ResNet-18 model loaded with pre-trained weights.
# Ready to classify images using a state-of-the-art model.

3. Transforming Images for Model Input 🖼️

Boilerplate Code:

from torchvision import transforms

transform = transforms.Compose([
    transforms.Resize(256),
    transforms.CenterCrop(224),
    transforms.ToTensor(),
    transforms.Normalize(mean=[0.485, 0.456, 0.406], std=[0.229, 0.224, 0.225])
])

Use Case: Preprocess images before feeding them into a neural network.

Goal: Apply necessary transformations (resize, crop, normalize) for input to the model. 🎯

Sample Code:

from torchvision import transforms
from PIL import Image

image = Image.open("image.jpg")
transform = transforms.Compose([
    transforms.Resize(256),
    transforms.CenterCrop(224),
    transforms.ToTensor(),
    transforms.Normalize(mean=[0.485, 0.456, 0.406], std=[0.229, 0.224, 0.225])
])

image_tensor = transform(image)
print(image_tensor.shape)

Before Example: You manually apply each transformation to images using custom code or external libraries.

# Resizing and normalizing an image manually:
image = Image.open("image.jpg").resize((256, 256))

After Example: torchvision provides a flexible transformation pipeline that makes it easy to preprocess images.

torch.Size([3, 224, 224])
# Image transformed and ready for model input.

4. Loading Image Datasets with torchvision 🗂️

Boilerplate Code:

from torchvision.datasets import ImageFolder
from torch.utils.data import DataLoader

dataset = ImageFolder(root="data/train", transform=transform)
dataloader = DataLoader(dataset, batch_size=32, shuffle=True)

Use Case: Load image datasets using ImageFolder and apply transformations.

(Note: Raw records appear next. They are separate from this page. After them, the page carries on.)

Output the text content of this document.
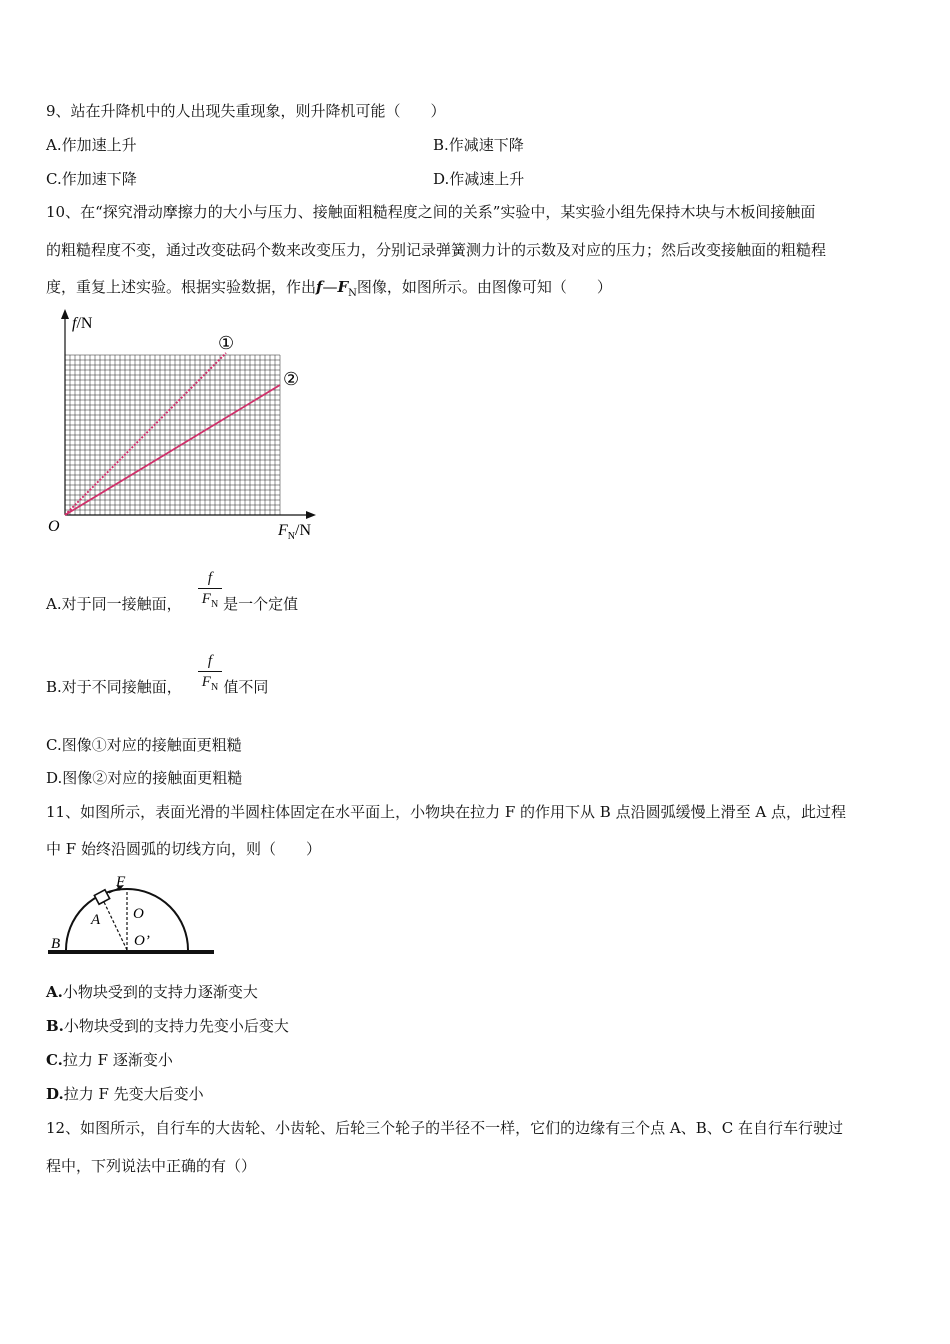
9、站在升降机中的人出现失重现象，则升降机可能（　　）
A.作加速上升	B.作减速下降
C.作加速下降	D.作减速上升
10、在“探究滑动摩擦力的大小与压力、接触面粗糙程度之间的关系”实验中，某实验小组先保持木块与木板间接触面
的粗糙程度不变，通过改变砝码个数来改变压力，分别记录弹簧测力计的示数及对应的压力；然后改变接触面的粗糙程
度，重复上述实验。根据实验数据，作出$f—F_N$图像，如图所示。由图像可知（　　）
f/N
$F_N/N$
O
①
②
A.对于同一接触面，	是一个定值
f
$F_N$
B.对于不同接触面，	值不同
f
$F_N$
C.图像①对应的接触面更粗糙
D.图像②对应的接触面更粗糙
11、如图所示，表面光滑的半圆柱体固定在水平面上，小物块在拉力 F 的作用下从 B 点沿圆弧缓慢上滑至 A 点，此过程
中 F 始终沿圆弧的切线方向，则（　　）
F
A O
O’
B
A.小物块受到的支持力逐渐变大
B.小物块受到的支持力先变小后变大
C.拉力 F 逐渐变小
D.拉力 F 先变大后变小
12、如图所示，自行车的大齿轮、小齿轮、后轮三个轮子的半径不一样，它们的边缘有三个点 A、B、C 在自行车行驶过
程中，下列说法中正确的有（）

Goal: Efficiently load and batch image datasets for training or inference. 🎯

Sample Code:

from torchvision.datasets import ImageFolder
from torch.utils.data import DataLoader
from torchvision import transforms

transform = transforms.Compose([
    transforms.Resize((224, 224)),
    transforms.ToTensor(),
])

dataset = ImageFolder(root="data/train", transform=transform)
dataloader = DataLoader(dataset, batch_size=32, shuffle=True)

for images, labels in dataloader:
    print(images.shape, labels.shape)

Before Example: You write custom code to load, batch, and transform images manually.

# Custom code for loading and batching images:
import os
image_files = os.listdir("data/train")

After Example: With torchvision, you can quickly load and batch datasets using a standardized interface.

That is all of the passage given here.